Pico Humboldt

  • Pico Humboldt
  • 4925 m
  • Primary factor 440 m
  • 2nd. highest in Venezuela.
  • Location: North 08:32.990, W070:59.787 (GPS at the summit)
  • Climbed January 6. 2008.
  • Difficulty: YDS Class 3

Information:

How to get there:
See the description for Pico Bolivar.

Route description:
From the camp near lake Lago Verde, continue about 500 meter up the valley. Locate a trail fork, the main trail heads (right) uphill to what looks like a col while the trail towards Humboldt forks left and ascends a short section of cliffs. These cliffs are just right of a small waterfall, sometimes you may see a bit of ice here. Climb this trail as it ascends the hillside, first steeply, then somewaht more gentle into what looks like a very broad, uphill valley.
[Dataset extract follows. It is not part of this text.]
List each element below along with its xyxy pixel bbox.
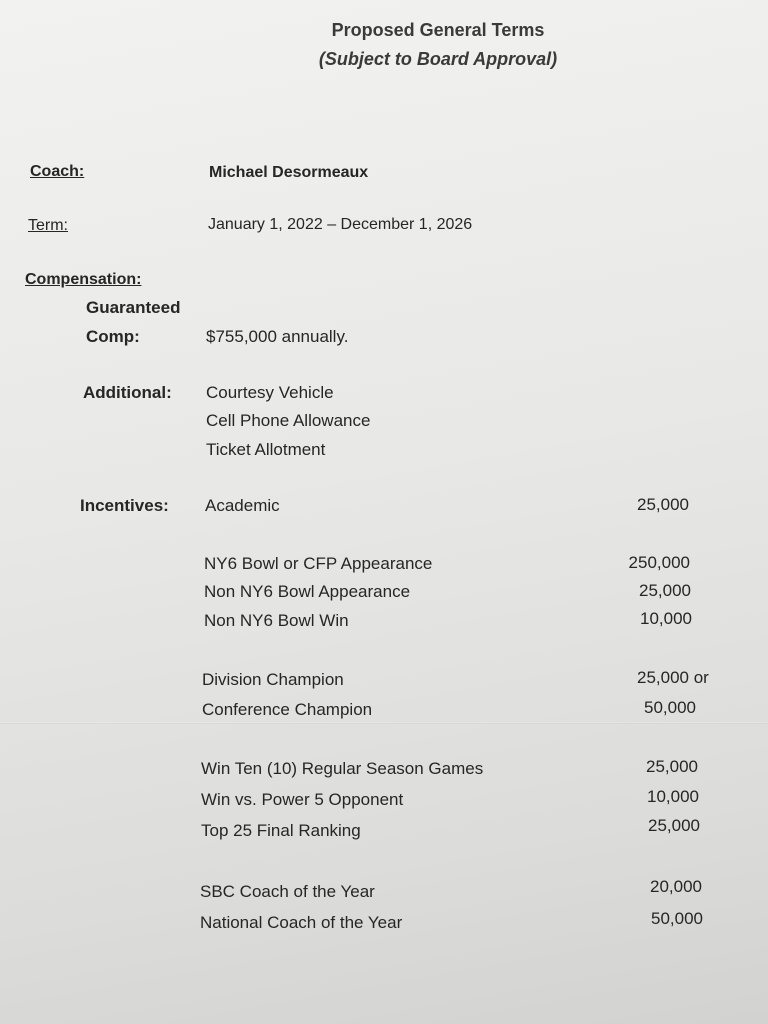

There is a moraine higher up, the trail climbs to the top of this moraine, then heads slightly right in order to continue the uphill climb on steps of rock that used to be under the now shrinking glacier. The terrain in this section is typically YDS class 2+, there are many alternatives. Stay right as you approach the glacier above, and locate a fairly distinct gully that leads up to a local col on the ridge above on your right side. This gully is most easily climbed by ascending the rock on its left side in the lower (steeper) section, then completing the ascent on pretty loose, but less steep gravel near the top.
This rocky ridge now holds the key to your advance towards the glacier. The ridge is wide and provides easy access (YDS class 2) to the edge of the glacier. Unless the glacier surface has turned to blue ice, one can trivially cross it and reach the base of the Humboldt summit area. This section consists of a short, but gentle uphill, then a flat crossing to the other side. (In the case of blue ice conditions, a pair of crampons would be helpful.)
The final ascent can be done along different routes. The easiest way is to stay right and gradually climb the ridge while advancing uphill. This is no harder than YDS class 3 scrambling. An alternative is to proceed more directly towards the summit and climb uphill while aiming for a pretty distinct crack higher up. This route has a (YDS) class 4 move near the top as the crack becomes deeper and quite narrow.
Either way, continue along an easy slope the last few meter to the small summit cairn.
Comments
Pico Humboldt was first climbed by Dr. Alfredo Jahn and L. Hedderich on January 16th. 1911. Dr. Jahn, a Venezuelan geographer, in this way marked the start of Venezuelan mountaineering. During the same trip as well as on a later trip in 1915, he also attempted Pico Bolivar, but was unable to reach its summit.